Ее старшая сестра, Петунья, недолюбливала меня и часто оскорбляла нас, обзывая ненормальными и уродами — мы не были на нее в обиде, нам даже было жаль ее, некрасивую, тощую и вредную, ведь дети зачастую жестоки и эгоистичны. Между тем, сейчас я даже завидовал Петунье — она училась в нормальной школе, закончила после обычный магловский колледж, жила с родителями, пока они не умерли от болезни, словом, была с ними и как могла, заботилась о стариках, в то время как Лили, обласканная всеми в школе, и преподавателями, и студентами, постепенно стала считать себя неотразимой и самой гениальной, как она в шутку говорила мне, пока мы еще общались, но я чувствовал, что за шутками скрывается изрядная доля правды — она и впрямь считала себя суперодаренной и способной ведьмой, ведь она опережала по учебе и магическим показателям многих чистокровных и полукровок в Хогвартсе. А может, она просто с головой окунулась в этот волшебный завораживающий мир и поглощала знания с жаждой человека, дорвавшего до воды в пустыне. Чистокровные волшебники с рождения жили в магической среде, им все было привычно и они не особо вникали в то, как и почему происходит волшебство — оно было у них в крови и механизмы действия были им не очень интересны, в отличие от нас, я сам по себе стремился постигнуть самую суть вещей, их глубинный смысл, а Лили просто заучивала и запоминала как можно больше из того, что нам давали наши учителя. Лили не была аналитиком и создателем, она была прекрасным исполнителем и кабинетным ученым, но ей не давались ни создание новых заклятий, ни синтез кардинально нового во всех смыслах зелья. Это ее сильно раздражало и она, бывало, неделями дулась на меня и не разговаривала только из-за того, что у меня получался новый рецепт какого-нибудь модифицированного зелья от бородавок или фурункулов, а у нее — нет. Она варила зелья по старым рецептам, которые давал Слагхорн из учебников. Я пытался объяснить ей, что я не виноват, что все это, рецепт нового зелья, рождается спонтанно у меня в сознании, в моей голове, но она фыркала и уходила, а я бежал за ней, оправдываясь и извиняясь.
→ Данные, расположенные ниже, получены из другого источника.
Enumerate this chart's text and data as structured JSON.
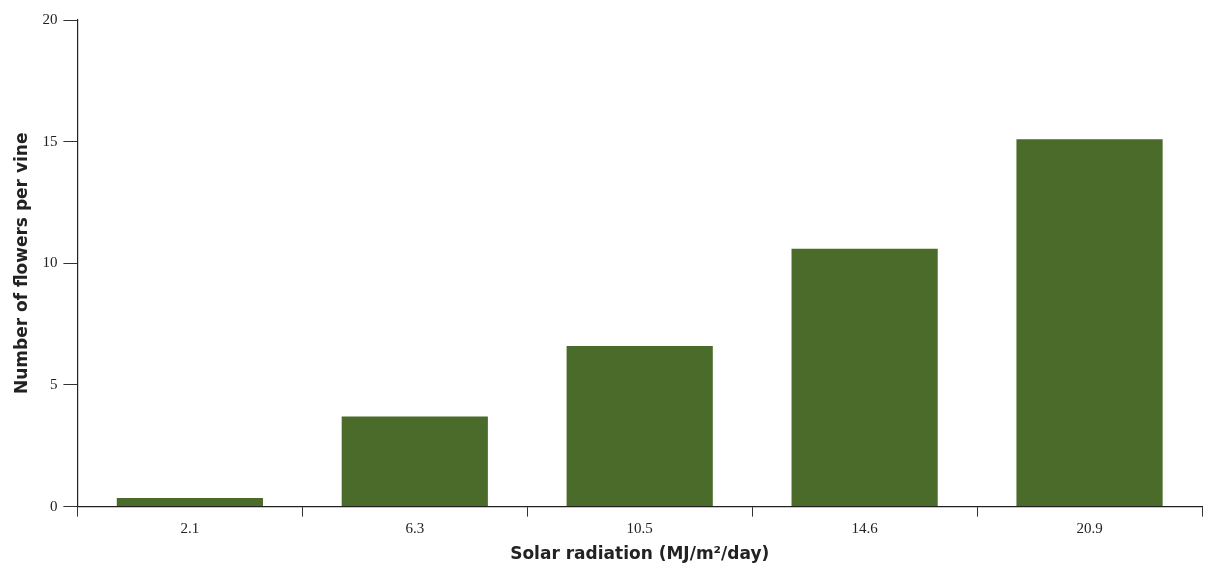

Так продолжалось все пять лет, пока мы дружили, учась в Хогвартсе. Наша дружба постоянно балансировала на грани — она требовала от меня не общаться с однокурсниками— слизеринцами, я ревновал ее к идиоту Поттеру, который постоянно цеплялся если не ко мне, то к ней, красуясь и хвастая перед моей подругой. Она фыркала на него точно так же, как и на меня, но я не мог не замечать скрытого удовольствия и удовлетворения тем, что самый известный популярный мальчик Гриффиндора, богатый, родовитый, мастерски играющий в квиддич и талантливый в остальных науках, особенно в Трансфигурации и Чарах, обращает на нее, маглорожденную, столько звездного внимания. Лили и сама была весьма популярна в школе, но это было совсем не то... Ей приходилось много работать и учиться, чтобы учителя беспрестанно хвалили ее и ставили в пример другим ученикам, приходилось прилагать массу усилий, чтобы очаровывать Слагхорна, МакГонагалл и Флитвика, по возможности сдерживать свой горячий нрав и острый язычок в общении со сверстницами, большинство которых происходили из известных обеспеченных магических семей и были весьма заносчивы и надменны, особенно рейвенкловки. Слизеринки же предсказуемо не обращали внимания на яркую, способную маглорожденную ведьму. Мало того, что учится отлично, так еще и хороша собой... Конечно, представительницам чистокровных семей это не нравилось. Все же предрассудки в магическом обществе были достаточно развиты, и даже самые либеральные слои населения, не могущие похвастать безупречным родословным древом порой отзывались о маглах и маглорожденых колдунах пренебрежительно, а многие из тех, кто имели дальних родственников-маглов, старались не упоминать о постыдном родстве и спешно переводили разговор. Сами маглорожденные, которых в магическом обществе презрительно называли «грязнокровками», были весьма обижены, хотя не старались оспаривать грубость прозвища, предпочитая делать вид, что не слышат шепотков и усмешек за спиной.